Cultura e territorio

Una giornata a Siponto: quando per essere felici ci bastava un treno

Agosto sta per terminare e i foggiani si dividono; c’è chi aspetta con ansia l’autunno e chi, invece, vorrebbe che l’estate non finisse mai. Proprio questi ultimi in questi giorni d’estate cercano di approfittare il più possibile del mare e delle belle giornate per rilassarsi coccolati dal rumore delle onde. Ma dove andare al mare senza allontanarsi troppo da casa? Se per i romani estate è sinonimo di Fregene per i foggiani vuol dire solo una cosa: Siponto.

Con Ettore Braglia, cultore di storia locale, ci tuffiamo tra i ricordi spensierati di quando eravamo piccoli, della nostra gioventù fatta di cabine, cannolicchi, nuovi amori, ghiaccioli al limone e ombrelloni colorati.

Gli ingredienti di una giornata di mare, il treno, poi la cabina e una frittata, il ricordo dell’estate passata a Siponto. Era la spiaggia dei nostri sogni, dove sotto gli occhi vigili dei genitori, e tutti gli anni, dopo la scuola, era d’obbligo quindici giorni. Nascevano nuove amicizie e nuovi amori, la mia famiglia prendeva in affitto il casotto allo stabilimento Sevi, l’ombrellone e le sedie a sdraio di tela a righe colorate le portavamo da casa.

Ci giungeva nel letto il profumo delle frittate, di pasta al sugo che mia madre era già in piedi di buon’ora per prepararle e che dovevamo portarci a Siponto con la frutta e le uova fresche per il dopo bagno. Dopo, tutti in strada per il treno delle otto. Si lottava per i posti a sedere vicino ai nostri amici, eravamo stretti e pigiati come sardine su quelle panche di legno.

Una chitarra, una voce che iniziava subito canti, scherzi ed allegria. Siamo cresciuti su quel treno per Siponto, anno dopo anno. Eravamo felici. Dal finestrino non ci si affacciava, la locomotiva a vapore ci regalava spesso carboncini negli occhi, quella diventava una giornata amara e di lacrime.

Le fermate dl treno erano tante, Amendola, Tortorella, Candelaro, il treno restava fermo qualche minuto in più, allora tutti si precipitavano giù dal treno con una bottiglia in mano a riempire l’acqua alla fontana a pompa e poi Frattarolo, Siponto, Manfredonia, ad Amendola c’erano i soliti venditori con cesti pieni di ‘ostachiene e cancèlle’, ostie ripiene di mandorle e scaldatelli a forma di cancellate.

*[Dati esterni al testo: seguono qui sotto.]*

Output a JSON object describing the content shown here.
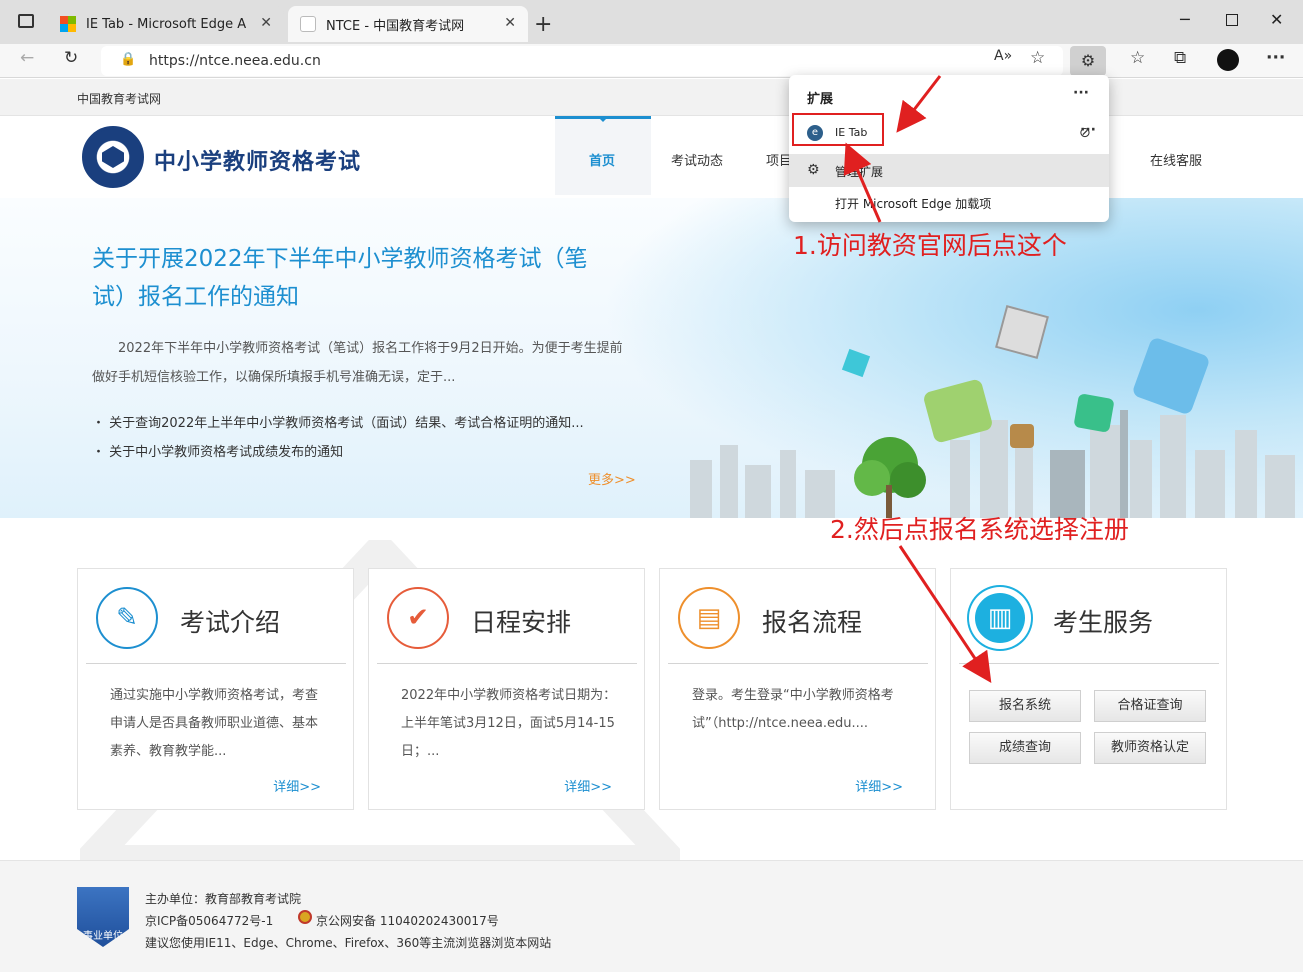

A Siponto scendeva una fiumana di gente che s’incanalava verso il mare, si faceva il viale che portava a piazza Daino e successivamente alla pineta dove ognuno si dirigeva nel Lido o spiaggia libera che sceglieva, ai lati i venditori di fichi d’india c’invitavano all’acquisto: “Amà tagghià?”.

L’intera giornata sotto il sole a giocare con gli amici, a fare il bagno, a mangiare e spesso, intorno alle 10.00 si faceva colazione con i cannolicchi e la Peroni che erano portati e venduti sulla spiaggia da gente di Margherita di Savoia.

Per pranzo ci trasferivamo in pineta, gustavamo insieme i panini farciti con la frittata che ci avevano preparato le nostre mamme e subito dopo qualcuno che nel frattempo aveva gonfiato il proprio materassino, ne approfittava per tentare, solo tentare, di fare una pennichella pomeridiana, mentre subito dopo ci si scatenava a giocare a pallone cercando un’area della pineta che non avesse tanti alberi che ovviamente avrebbero creato intralcio, in attesa poi di riprendere il treno del ritorno alle sedici.

Di fronte alla stazione di Siponto c’era un chioschetto che, a quell’ora e dopo una giornata così intensa, rappresentava una vera oasi nel deserto; con i pochi spiccioli che avevamo in tasca riuscivamo a prenderci un gelato o una bibita fresca e quel momento, per quanto semplice, resterà uno dei momenti che si ricorda ancora con particolare entusiasmo perchè di fatto concludeva una giornata vissuta bene con i compagni giusti.

Giunti a Foggia si attraversava il sottopassaggio battendo gli zoccoli a terra a più non posso, mentre nel centro cittadino era già iniziato il passeggio. Le spalle arrostite dal sole iniziavano a bruciare.

La prima notte non si dormiva, si tentava di alleviare il bruciore con impacchi di alcool, da adulto capii che era meglio non farli. Non so bene il perché, ma quel tipo di vacanza era quanto da noi desiderato. Ci sembrava di avere tutto, ma avevamo poco rispetto ai ragazzi di oggi. Il fatto è che i nostri genitori ci avevano insegnato quel prezioso segreto che è l’accontentarsi.